Scuote l'anima mia Eros Fantasie d'estate
 
"Scuote l'anima mia Eros come vento sul monte che irrompe entro le querce e scioglie le membra e le agita, dolce, amaro, indomabile serpente." (Saffo)

 

Si può rappresentare la reale dualità del connubio fra corpo e anima generato da Eros? Chissà. Ognuno però potrà rincorrere l'anima sua e lì immergersi, nella dolcezza o nella malinconia.
Corpo e Anima: Elementi indissolubili, talvolta in conflitto, ma che possono esistere soltanto in un'unione che poi diviene l'essere, la persona.

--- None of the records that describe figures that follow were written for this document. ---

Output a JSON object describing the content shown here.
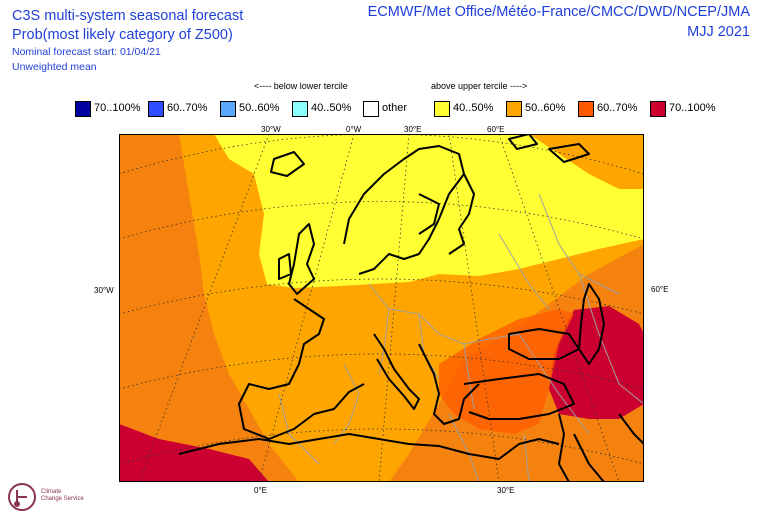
{
  "header": {
    "line1": "C3S multi-system seasonal forecast",
    "line2": "Prob(most likely category of Z500)",
    "line3": "Nominal forecast start: 01/04/21",
    "line4": "Unweighted mean",
    "providers": "ECMWF/Met Office/Météo-France/CMCC/DWD/NCEP/JMA",
    "season": "MJJ 2021"
  },
  "legend": {
    "below_header": "<---- below lower tercile",
    "above_header": "above upper tercile ---->",
    "items": [
      {
        "label": "70..100%",
        "color": "#00009f"
      },
      {
        "label": "60..70%",
        "color": "#2f4cff"
      },
      {
        "label": "50..60%",
        "color": "#5ca8ff"
      },
      {
        "label": "40..50%",
        "color": "#8cffff"
      },
      {
        "label": "other",
        "color": "#ffffff"
      },
      {
        "label": "40..50%",
        "color": "#ffff33"
      },
      {
        "label": "50..60%",
        "color": "#ffa500"
      },
      {
        "label": "60..70%",
        "color": "#ff5a00"
      },
      {
        "label": "70..100%",
        "color": "#cc0030"
      }
    ]
  },
  "map": {
    "colors": {
      "orange_60_70": "#f5820f",
      "orange_50_60": "#ffa500",
      "yellow_40_50": "#ffff33",
      "red_70_100": "#cc0030",
      "redorange": "#ff5a00"
    },
    "top_labels": [
      "30°W",
      "0°W",
      "30°E",
      "60°E"
    ],
    "left_label": "30°W",
    "right_label": "60°E",
    "bottom_labels": [
      "0°E",
      "30°E"
    ]
  },
  "logo": {
    "text_line1": "Climate",
    "text_line2": "Change Service"
  }
}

Il verso di Saffo sembra condurre a questo aspetto interpretativo della dualità-unione dell'essere umano, inserito in un contesto ricco di elementi naturali. Questa scelta non può essere casuale e conferma l'importanza e l'incidenza che il nostro ambiente naturale ha su di noi e sulle nostre percezioni.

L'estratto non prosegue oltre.